Ich will mich auf keine Zahl festlegen, aber jeder Prozentpunkt mehr erhöht die Chancen. Das IOC vergibt die Spiele nur dorthin, wo Olympia in der Bevölkerung willkommen ist.

Wie soll die Meinung der Menschen zu Olympia abgefragt werden: in einem Referendum, einem Volksentscheid, beides mit dem Risiko einer niedrigen Wahlbeteiligung, oder in einer Umfrage?

Hörmann:

Wir wollen eine enge Einbindung der Bürger. Wie die aussehen kann, ist mit der jeweiligen Stadt zu besprechen.

Braucht der DOSB eine neue Olympiabewerbung, um den Spitzensport künftig finanziell besser fördern zu können?

Hörmann:

Mit einer Olympiabewerbung, das haben wir in München schon bei der Kandidatur für die Winterspiele 2018 gemerkt, öffnen sich Türen, an die wir vorher nicht einmal gewagt haben zu klopfen.
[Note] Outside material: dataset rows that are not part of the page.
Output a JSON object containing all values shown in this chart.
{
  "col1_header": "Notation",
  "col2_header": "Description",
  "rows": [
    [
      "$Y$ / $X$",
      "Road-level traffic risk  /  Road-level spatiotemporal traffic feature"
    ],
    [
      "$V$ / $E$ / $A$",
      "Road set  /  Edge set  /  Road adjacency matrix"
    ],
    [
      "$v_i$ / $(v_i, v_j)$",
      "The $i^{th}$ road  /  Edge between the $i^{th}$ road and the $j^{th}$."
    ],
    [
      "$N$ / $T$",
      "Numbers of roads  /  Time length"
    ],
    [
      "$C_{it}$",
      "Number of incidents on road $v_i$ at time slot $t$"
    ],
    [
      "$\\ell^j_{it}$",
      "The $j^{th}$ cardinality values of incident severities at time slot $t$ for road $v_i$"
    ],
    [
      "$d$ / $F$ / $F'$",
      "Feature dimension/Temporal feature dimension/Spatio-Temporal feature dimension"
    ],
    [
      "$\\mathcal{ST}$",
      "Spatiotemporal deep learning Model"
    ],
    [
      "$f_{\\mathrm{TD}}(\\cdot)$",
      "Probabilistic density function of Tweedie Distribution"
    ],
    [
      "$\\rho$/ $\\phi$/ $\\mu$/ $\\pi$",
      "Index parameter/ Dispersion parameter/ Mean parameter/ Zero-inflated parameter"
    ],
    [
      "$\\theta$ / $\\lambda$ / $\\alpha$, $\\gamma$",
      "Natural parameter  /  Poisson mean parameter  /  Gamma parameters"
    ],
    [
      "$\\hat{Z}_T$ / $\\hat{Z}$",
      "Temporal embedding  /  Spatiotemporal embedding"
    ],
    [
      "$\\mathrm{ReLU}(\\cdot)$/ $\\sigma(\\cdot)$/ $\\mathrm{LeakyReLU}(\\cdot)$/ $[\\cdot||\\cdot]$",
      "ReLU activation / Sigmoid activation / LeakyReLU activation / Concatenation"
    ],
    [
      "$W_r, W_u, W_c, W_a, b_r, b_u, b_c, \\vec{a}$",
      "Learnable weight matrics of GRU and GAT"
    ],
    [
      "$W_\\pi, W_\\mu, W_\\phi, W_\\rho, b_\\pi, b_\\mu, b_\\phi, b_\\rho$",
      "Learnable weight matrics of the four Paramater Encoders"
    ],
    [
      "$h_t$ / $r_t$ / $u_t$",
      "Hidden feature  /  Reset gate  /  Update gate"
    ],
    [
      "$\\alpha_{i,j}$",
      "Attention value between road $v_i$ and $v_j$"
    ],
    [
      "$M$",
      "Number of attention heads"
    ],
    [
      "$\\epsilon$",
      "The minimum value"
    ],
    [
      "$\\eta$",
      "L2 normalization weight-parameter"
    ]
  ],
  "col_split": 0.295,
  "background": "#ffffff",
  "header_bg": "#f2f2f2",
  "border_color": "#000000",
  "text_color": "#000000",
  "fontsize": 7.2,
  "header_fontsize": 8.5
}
Fakt ist, dass wir im internationalen Vergleich an Leistungsfähigkeit verlieren, weil sehr viele Länder sehr viel Geld in den Sport investieren. Bei uns fehlt momentan die Bereitschaft dafür, die Mittel aufzustocken, um wettbewerbsfähig zu bleiben. Eine Olympiabewerbung könnte das ändern.
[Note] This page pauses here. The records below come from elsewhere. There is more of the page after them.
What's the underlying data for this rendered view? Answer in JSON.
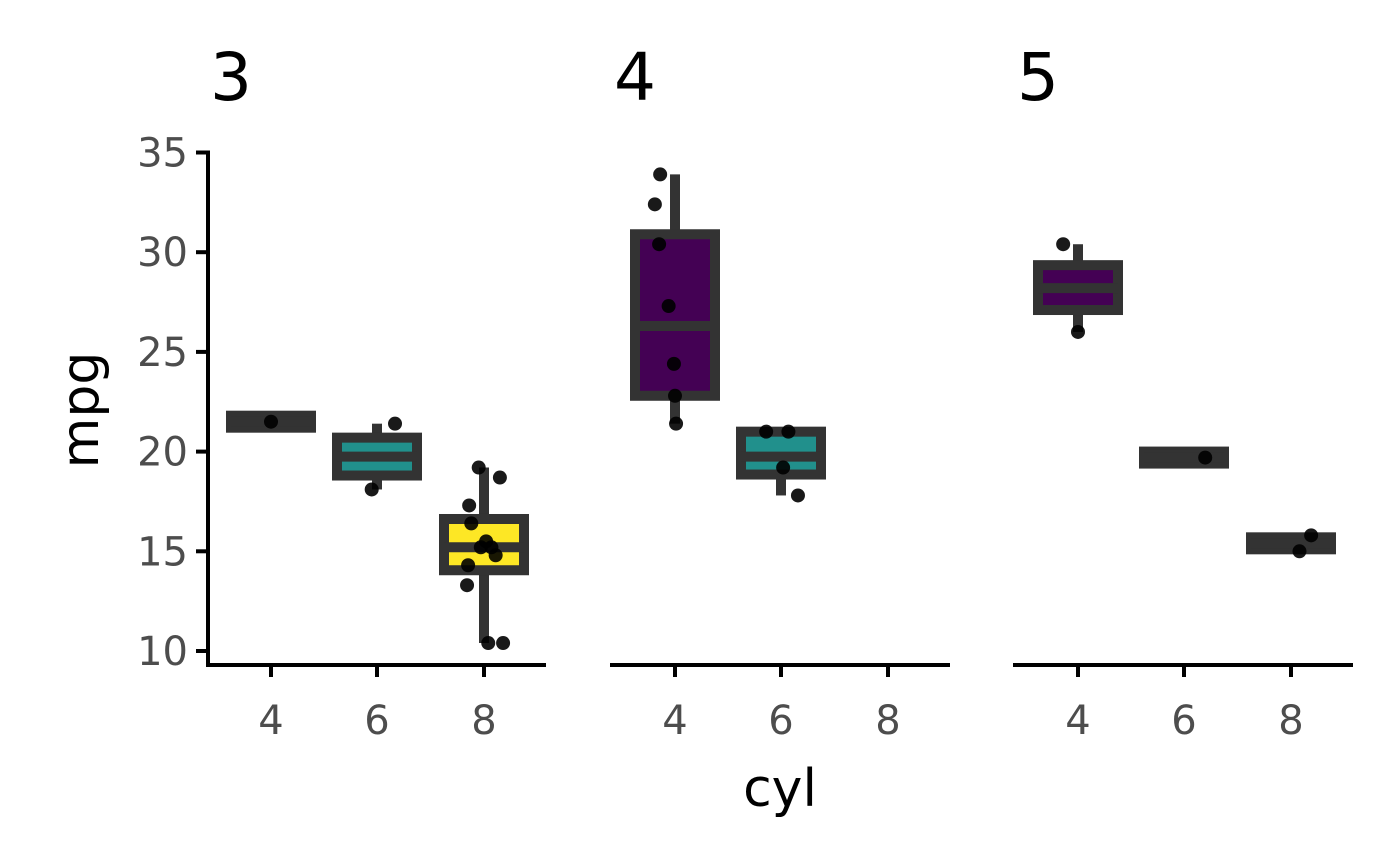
{
  "chart_data": {
    "type": "boxplot",
    "facet_variable": "",
    "facets": [
      "3",
      "4",
      "5"
    ],
    "xlabel": "cyl",
    "ylabel": "mpg",
    "x_ticks": [
      "4",
      "6",
      "8"
    ],
    "y_ticks": [
      "10",
      "15",
      "20",
      "25",
      "30",
      "35"
    ],
    "ylim": [
      9.3,
      35
    ],
    "fill_colors": {
      "4": "#440154",
      "6": "#21908c",
      "8": "#fde725"
    },
    "box_outline_color": "#333333",
    "point_color": "#000000",
    "panels": [
      {
        "facet": "3",
        "boxes": [
          {
            "x": "4",
            "min": 21.5,
            "q1": 21.5,
            "median": 21.5,
            "q3": 21.5,
            "max": 21.5
          },
          {
            "x": "6",
            "min": 18.1,
            "q1": 18.8,
            "median": 19.75,
            "q3": 20.7,
            "max": 21.4
          },
          {
            "x": "8",
            "min": 10.4,
            "q1": 14.05,
            "median": 15.2,
            "q3": 16.62,
            "max": 19.2
          }
        ],
        "points": [
          {
            "x": "4",
            "jitter": 0.0,
            "y": 21.5
          },
          {
            "x": "6",
            "jitter": -0.05,
            "y": 18.1
          },
          {
            "x": "6",
            "jitter": 0.17,
            "y": 21.4
          },
          {
            "x": "8",
            "jitter": -0.05,
            "y": 19.2
          },
          {
            "x": "8",
            "jitter": 0.15,
            "y": 18.7
          },
          {
            "x": "8",
            "jitter": -0.14,
            "y": 17.3
          },
          {
            "x": "8",
            "jitter": -0.12,
            "y": 16.4
          },
          {
            "x": "8",
            "jitter": 0.02,
            "y": 15.5
          },
          {
            "x": "8",
            "jitter": -0.03,
            "y": 15.2
          },
          {
            "x": "8",
            "jitter": 0.07,
            "y": 15.2
          },
          {
            "x": "8",
            "jitter": 0.11,
            "y": 14.8
          },
          {
            "x": "8",
            "jitter": -0.15,
            "y": 14.3
          },
          {
            "x": "8",
            "jitter": -0.16,
            "y": 13.3
          },
          {
            "x": "8",
            "jitter": 0.04,
            "y": 10.4
          },
          {
            "x": "8",
            "jitter": 0.18,
            "y": 10.4
          }
        ]
      },
      {
        "facet": "4",
        "boxes": [
          {
            "x": "4",
            "min": 21.4,
            "q1": 22.8,
            "median": 26.3,
            "q3": 30.9,
            "max": 33.9
          },
          {
            "x": "6",
            "min": 17.8,
            "q1": 18.85,
            "median": 19.75,
            "q3": 21.0,
            "max": 21.0
          }
        ],
        "points": [
          {
            "x": "4",
            "jitter": -0.14,
            "y": 33.9
          },
          {
            "x": "4",
            "jitter": -0.19,
            "y": 32.4
          },
          {
            "x": "4",
            "jitter": -0.15,
            "y": 30.4
          },
          {
            "x": "4",
            "jitter": -0.06,
            "y": 27.3
          },
          {
            "x": "4",
            "jitter": -0.01,
            "y": 24.4
          },
          {
            "x": "4",
            "jitter": 0.0,
            "y": 22.8
          },
          {
            "x": "4",
            "jitter": 0.01,
            "y": 21.4
          },
          {
            "x": "6",
            "jitter": -0.14,
            "y": 21.0
          },
          {
            "x": "6",
            "jitter": 0.07,
            "y": 21.0
          },
          {
            "x": "6",
            "jitter": 0.02,
            "y": 19.2
          },
          {
            "x": "6",
            "jitter": 0.16,
            "y": 17.8
          }
        ]
      },
      {
        "facet": "5",
        "boxes": [
          {
            "x": "4",
            "min": 26.0,
            "q1": 27.1,
            "median": 28.2,
            "q3": 29.35,
            "max": 30.4
          },
          {
            "x": "6",
            "min": 19.7,
            "q1": 19.7,
            "median": 19.7,
            "q3": 19.7,
            "max": 19.7
          },
          {
            "x": "8",
            "min": 15.0,
            "q1": 15.2,
            "median": 15.4,
            "q3": 15.6,
            "max": 15.8
          }
        ],
        "points": [
          {
            "x": "4",
            "jitter": -0.14,
            "y": 30.4
          },
          {
            "x": "4",
            "jitter": 0.0,
            "y": 26.0
          },
          {
            "x": "6",
            "jitter": 0.2,
            "y": 19.7
          },
          {
            "x": "8",
            "jitter": 0.08,
            "y": 15.0
          },
          {
            "x": "8",
            "jitter": 0.19,
            "y": 15.8
          }
        ]
      }
    ]
  }
}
Wie sieht der Fahrplan des DOSB bis zur Entscheidung im Dezember aus?

Hörmann:

Wir diktieren keinen Fahrplan, wir sehen uns als Partner, der in den nächsten Monaten mit Berlin und Hamburg ein gemeinsames Vorgehen entwickeln wird.

Wie wollen Sie eine positive Grundstimmung erzeugen? Olympia scheint in Deutschland – wie andere Großprojekte auch – derzeit schwer vermittelbar.

Hörmann:

Mein Eindruck ist ein ganz anderer. Nach wie vor wünscht sich eine Mehrheit Olympische und Paralympische Spiele in Deutschland. Es wird nun darauf ankommen, die Konzepte den Menschen zu erklären. Die Ausrichtung der Spiele bewirkt nachhaltigen Nutzen für die Stadt und die Region. München 1972 ist dafür das beste Beispiel.
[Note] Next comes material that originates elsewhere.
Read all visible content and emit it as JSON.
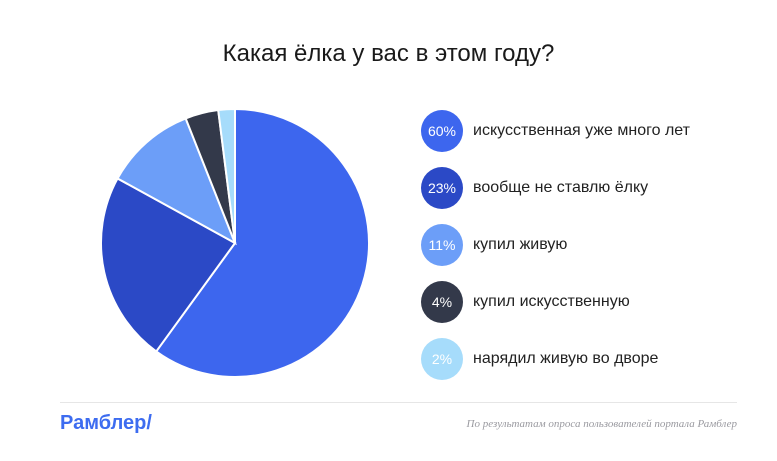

Hamburg hat schon eine U-Bahn.

Hörmann:

München hat heute einen weitläufigen Olympiapark, der allen Bewohnern als Sport- und Freizeitgelände täglich zugänglich ist und die Attraktivität und Lebensqualität der Stadt erheblich erhöht hat. Vor 1972 war München gefühlt ein Dorf, das weiß ich als Bayer; heute ist es eine Weltstadt mit entsprechenden Tourismuszahlen.

Was man von Hamburg nicht behaupten kann.

Hörmann:

Nun reden Sie Ihre schöne Stadt nicht schlecht. Ich habe im Süden Deutschlands immer gehört, Hamburg sei das Tor zu Welt.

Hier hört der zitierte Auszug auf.